Literary Review of 'Cathedral' - Raymond Carver
“Cathedral” - Raymond Carver summary literary analysis. In “Cathedral,” looking is associated with someone’s vision, but seeing needs a more profound level of commitment. In the story, the husband shows that he can look. Because of this, he assumes he is above Robert (the blind man). The husband is sure that the ability to see is everything and he refuses to see anything beyond the surface. The blind man sees on a much deeper level and teaches the husband that seeing implicates more than just looking.
Raymond Carver uses various themes in this short story. Vision being one of them. “I wasn’t enthusiastic about his visit. He was no one I knew. And his being blind bothered me”. Here Carver incorporates the theme of vision. Through the narrator, he tells the reader how unsettling his visit was. Carver further incorporates this theme “when describing events like Robert's wife's death . . . of the two-dimensional nature of his character, a man with little or no human interaction whose ideas about people and places are developed via television and the movies”.
Blindness. Another theme in this short story with two different meanings. Robert’s absence of sight and the narrator’s lack of perception. The narrator states, “so we kept on with it.

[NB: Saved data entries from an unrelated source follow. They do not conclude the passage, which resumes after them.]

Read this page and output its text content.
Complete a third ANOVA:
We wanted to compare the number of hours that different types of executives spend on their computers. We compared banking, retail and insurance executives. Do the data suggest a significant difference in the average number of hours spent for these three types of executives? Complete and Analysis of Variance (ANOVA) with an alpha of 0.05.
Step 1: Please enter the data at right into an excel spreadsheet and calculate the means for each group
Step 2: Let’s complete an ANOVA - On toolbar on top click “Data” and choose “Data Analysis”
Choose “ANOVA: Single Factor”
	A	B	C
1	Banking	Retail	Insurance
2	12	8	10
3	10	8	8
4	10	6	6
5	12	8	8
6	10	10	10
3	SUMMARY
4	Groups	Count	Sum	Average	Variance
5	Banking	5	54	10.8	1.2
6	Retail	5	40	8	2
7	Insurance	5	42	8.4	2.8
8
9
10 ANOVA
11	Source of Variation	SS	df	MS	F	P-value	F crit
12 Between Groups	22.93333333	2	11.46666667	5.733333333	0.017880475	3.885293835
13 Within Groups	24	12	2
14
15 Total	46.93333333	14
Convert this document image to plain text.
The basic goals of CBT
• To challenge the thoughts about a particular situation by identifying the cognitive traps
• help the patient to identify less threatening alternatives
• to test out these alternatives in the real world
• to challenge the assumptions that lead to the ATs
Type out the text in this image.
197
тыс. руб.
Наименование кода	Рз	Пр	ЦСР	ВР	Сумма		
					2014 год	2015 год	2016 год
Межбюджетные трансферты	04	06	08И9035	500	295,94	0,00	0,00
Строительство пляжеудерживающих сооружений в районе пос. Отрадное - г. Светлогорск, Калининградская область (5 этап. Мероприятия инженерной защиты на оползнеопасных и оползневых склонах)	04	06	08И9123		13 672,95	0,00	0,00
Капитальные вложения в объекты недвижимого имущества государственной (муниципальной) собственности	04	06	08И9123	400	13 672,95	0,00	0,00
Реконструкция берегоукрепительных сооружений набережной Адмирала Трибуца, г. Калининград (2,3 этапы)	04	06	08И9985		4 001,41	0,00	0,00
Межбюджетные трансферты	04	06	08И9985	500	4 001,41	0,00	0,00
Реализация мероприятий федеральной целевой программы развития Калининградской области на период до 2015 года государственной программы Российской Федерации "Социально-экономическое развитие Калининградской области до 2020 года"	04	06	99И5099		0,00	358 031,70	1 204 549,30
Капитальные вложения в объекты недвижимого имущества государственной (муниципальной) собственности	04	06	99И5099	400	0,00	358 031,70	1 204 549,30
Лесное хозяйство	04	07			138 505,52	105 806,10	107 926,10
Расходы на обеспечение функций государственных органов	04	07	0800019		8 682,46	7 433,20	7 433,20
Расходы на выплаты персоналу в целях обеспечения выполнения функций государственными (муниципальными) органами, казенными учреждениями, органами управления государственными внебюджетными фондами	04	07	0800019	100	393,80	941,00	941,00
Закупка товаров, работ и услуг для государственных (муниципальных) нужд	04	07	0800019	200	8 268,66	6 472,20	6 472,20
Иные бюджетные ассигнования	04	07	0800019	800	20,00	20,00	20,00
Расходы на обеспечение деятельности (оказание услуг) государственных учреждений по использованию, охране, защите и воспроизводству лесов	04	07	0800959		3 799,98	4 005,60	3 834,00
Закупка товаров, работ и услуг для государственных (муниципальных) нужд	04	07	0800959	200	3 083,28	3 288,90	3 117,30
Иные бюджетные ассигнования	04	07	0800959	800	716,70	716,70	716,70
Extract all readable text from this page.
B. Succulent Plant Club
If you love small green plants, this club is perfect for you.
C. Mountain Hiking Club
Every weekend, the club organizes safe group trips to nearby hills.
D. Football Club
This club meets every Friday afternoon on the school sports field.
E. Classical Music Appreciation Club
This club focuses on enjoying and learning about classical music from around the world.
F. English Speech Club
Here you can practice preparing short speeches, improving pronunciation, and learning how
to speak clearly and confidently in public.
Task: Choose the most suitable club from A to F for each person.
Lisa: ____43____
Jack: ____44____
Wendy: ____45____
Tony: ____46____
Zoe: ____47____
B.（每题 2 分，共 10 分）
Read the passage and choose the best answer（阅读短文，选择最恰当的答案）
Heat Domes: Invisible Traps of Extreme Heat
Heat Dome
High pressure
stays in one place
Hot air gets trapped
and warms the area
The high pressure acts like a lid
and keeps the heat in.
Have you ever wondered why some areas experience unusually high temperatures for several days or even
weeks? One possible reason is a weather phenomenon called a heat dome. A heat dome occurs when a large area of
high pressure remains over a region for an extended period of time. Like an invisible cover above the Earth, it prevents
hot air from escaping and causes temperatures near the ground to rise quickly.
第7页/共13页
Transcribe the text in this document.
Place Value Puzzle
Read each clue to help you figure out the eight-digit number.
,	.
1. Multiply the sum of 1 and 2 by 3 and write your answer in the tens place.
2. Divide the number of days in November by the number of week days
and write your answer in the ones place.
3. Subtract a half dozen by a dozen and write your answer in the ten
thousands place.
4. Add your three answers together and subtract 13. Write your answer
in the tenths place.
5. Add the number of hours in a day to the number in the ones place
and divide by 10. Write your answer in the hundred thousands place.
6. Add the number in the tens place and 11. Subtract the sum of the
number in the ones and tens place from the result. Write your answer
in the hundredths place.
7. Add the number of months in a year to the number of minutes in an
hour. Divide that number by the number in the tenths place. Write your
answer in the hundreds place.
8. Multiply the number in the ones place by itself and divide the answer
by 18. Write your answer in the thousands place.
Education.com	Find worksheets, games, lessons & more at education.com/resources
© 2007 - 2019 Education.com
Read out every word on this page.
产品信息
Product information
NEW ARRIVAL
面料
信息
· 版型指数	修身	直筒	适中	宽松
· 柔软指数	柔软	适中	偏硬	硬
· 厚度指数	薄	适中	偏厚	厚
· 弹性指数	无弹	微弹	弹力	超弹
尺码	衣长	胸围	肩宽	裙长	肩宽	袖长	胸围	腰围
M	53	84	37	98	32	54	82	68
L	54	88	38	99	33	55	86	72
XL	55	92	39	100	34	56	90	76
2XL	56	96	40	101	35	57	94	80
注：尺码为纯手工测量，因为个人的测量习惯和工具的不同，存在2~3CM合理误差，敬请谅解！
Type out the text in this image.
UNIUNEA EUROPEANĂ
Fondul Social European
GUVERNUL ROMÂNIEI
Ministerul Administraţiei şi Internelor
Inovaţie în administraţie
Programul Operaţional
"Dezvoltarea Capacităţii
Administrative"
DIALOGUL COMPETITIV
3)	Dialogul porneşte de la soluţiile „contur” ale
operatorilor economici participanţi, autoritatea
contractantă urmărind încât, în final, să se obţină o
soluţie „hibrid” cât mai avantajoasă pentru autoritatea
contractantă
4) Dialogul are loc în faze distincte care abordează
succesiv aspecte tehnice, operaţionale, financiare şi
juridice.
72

His fingers rode my fingers as my hand went over the paper. It was like nothing else in my life up to now” as they drew the cathedral, the narrator had his eyes closed. Carver integrates this theme through Robert’s actions. He “heals” feelings towards blindness of a man who can see through his senses allowing the reader to understand that the narrator needs to see the world like Robert to feel undamaged.
Through these themes, “Cathedral” shows us something very important about life and other people. Carver lets us know that vision and blindness are two of the biggest factors that give us false perspectives on life and how we see people we have not met yet. The appearance of a person we do not know can be very different from what it really is, and you will not know that until you put yourself in their shoes and see life as they see it.
Works Cited
- Caldwell, Tracy M. “Raymond Caver’s ‘Cathedral.” Literary Contexts in Short Stories: Raymond Carver’s “Cathedral,” Mar. 2006, pp. 1-8 EBSCOhost, search.ebscohost.com/login.aspx?direct=true&AuthType=shib&db=lkh&AN=18898049&site=ehost-live.
- Carver, Raymond. “Cathedral.” The Norton Introduction to Literature, edited by Kelly J. Mays, shorter 13th ed., W.W. Norton, 2019, pp. 28-38.